People's Church Caring Groups
Our congregation is divided into groups of people who are singles and couples, some are homebound and elderly, others who are snowbirds and are away a great deal of the year. We lose touch with each other by being part of the larger body of 65 member/friend families. People will notice when another member is absent but unless invested in that person, usually thinks someone else will call. Although people are friendly to each other, breaking into established friendship groups is oftentimes difficult. By creating smaller groups, with objectives and responsibilities towards each other, a closer community of caring may be accomplished.
- To care for each other.
- To establish better relationships with each other.
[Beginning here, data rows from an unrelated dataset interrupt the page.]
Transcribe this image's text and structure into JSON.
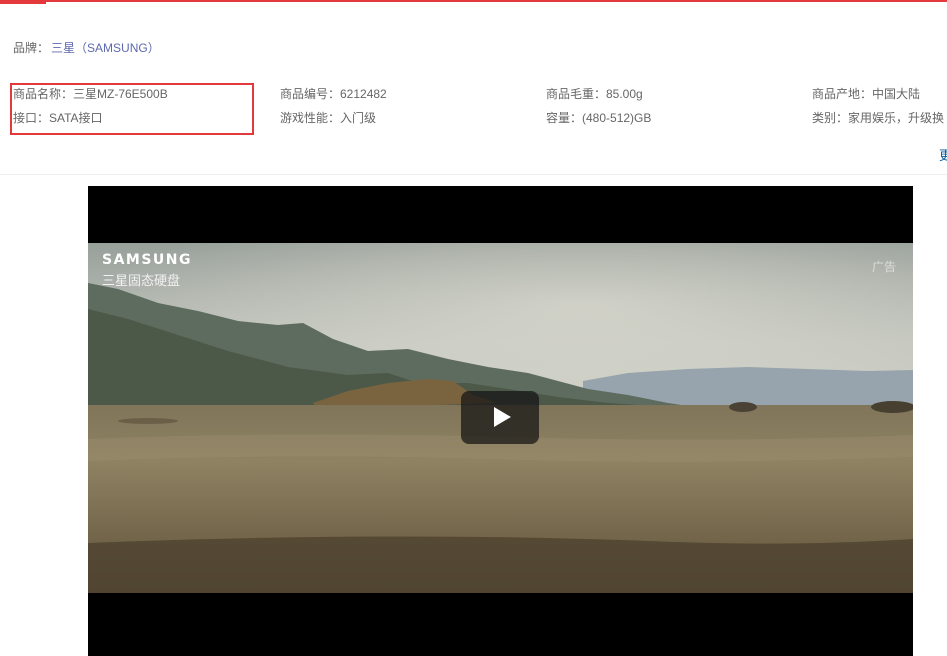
{
  "brand": {
    "label": "品牌：",
    "value": "三星（SAMSUNG）"
  },
  "params": [
    [
      "商品名称：三星MZ-76E500B",
      "商品编号：6212482",
      "商品毛重：85.00g",
      "商品产地：中国大陆"
    ],
    [
      "接口：SATA接口",
      "游戏性能：入门级",
      "容量：(480-512)GB",
      "类别：家用娱乐，升级换"
    ]
  ],
  "more_link": "更",
  "video": {
    "logo": "SAMSUNG",
    "subtitle": "三星固态硬盘",
    "ad_label": "广告",
    "play_icon": "play-icon"
  },
  "colors": {
    "accent": "#e4393c",
    "brand_link": "#5e69ad",
    "more_link": "#005aa0"
  }
}
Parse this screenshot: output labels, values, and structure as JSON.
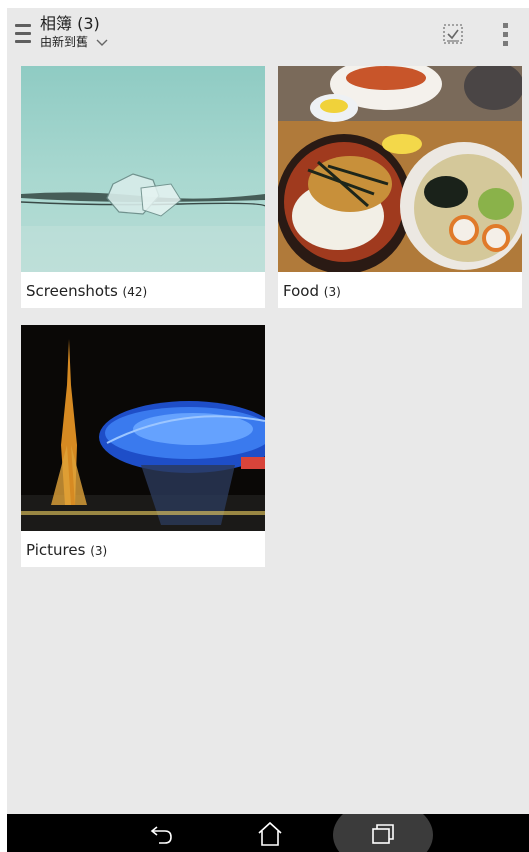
{
  "header": {
    "title": "相簿 (3)",
    "sort_label": "由新到舊"
  },
  "albums": [
    {
      "name": "Screenshots",
      "count": "(42)"
    },
    {
      "name": "Food",
      "count": "(3)"
    },
    {
      "name": "Pictures",
      "count": "(3)"
    }
  ],
  "colors": {
    "background": "#e9e9e9",
    "card": "#ffffff",
    "navbar": "#000000"
  },
  "icons": [
    "hamburger-menu-icon",
    "chevron-down-icon",
    "select-all-icon",
    "more-options-icon",
    "back-icon",
    "home-icon",
    "recent-apps-icon"
  ]
}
- To create new friendships.
- The 65 member/friend families are divided into groups of 8-10 people.
- Each group consists of singles, couples, ad people who are not full time residents.
- New members will be assigned to a group as necessary.
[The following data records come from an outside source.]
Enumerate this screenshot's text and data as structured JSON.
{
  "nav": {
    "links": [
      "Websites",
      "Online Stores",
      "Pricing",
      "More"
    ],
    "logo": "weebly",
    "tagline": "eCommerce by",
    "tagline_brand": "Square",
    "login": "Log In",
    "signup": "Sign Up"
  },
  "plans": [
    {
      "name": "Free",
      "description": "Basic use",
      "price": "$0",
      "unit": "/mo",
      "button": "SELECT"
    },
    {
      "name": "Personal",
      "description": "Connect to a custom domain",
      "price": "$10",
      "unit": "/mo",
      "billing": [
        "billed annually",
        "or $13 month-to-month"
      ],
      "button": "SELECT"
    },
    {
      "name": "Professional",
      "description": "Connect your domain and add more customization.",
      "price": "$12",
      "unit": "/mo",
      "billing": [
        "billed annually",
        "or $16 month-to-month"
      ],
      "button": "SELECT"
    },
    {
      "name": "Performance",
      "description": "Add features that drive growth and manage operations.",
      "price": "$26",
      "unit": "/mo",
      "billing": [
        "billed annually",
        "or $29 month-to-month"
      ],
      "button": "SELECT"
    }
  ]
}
- Each group will be assigned a facilitator at the beginning who will get the ball rolling within the group.
- Members of the group have the option of changing groups. However, it is hoped that the members give this process some time to make that decision.
Responsibilities of each group:
- Select a facilitator from the group (may be the same person assigned at the beginning, or someone else).
- Hold an activity (coffee and cake, wine and cheese, dinner, breakfast, lunch) where all members of the group would be invited. One member can host, while the others can supply refreshments.
- Keep track of others in the group to see if they are in church, are ill, etc. Contact the others in the group to maintain communication to that member. Contact their office as well.
- Meet for socializing after church outside of church for discussion, movie, etc.
- The church will hold a pot luck where all groups will attend and report of their success, or failures of the year.
This is a way for members to make new friends and reconnect in ways that they may not have had the opportunity to do.
It also keeps track of those who really need us in time of sickness or trauma. Many times, those people get lost because someone else thinks they are looking after them.
Groups may name themselves, create other activities, whatever they want.
There will be a natural evolution to this process – some people may change groups, some groups may combine.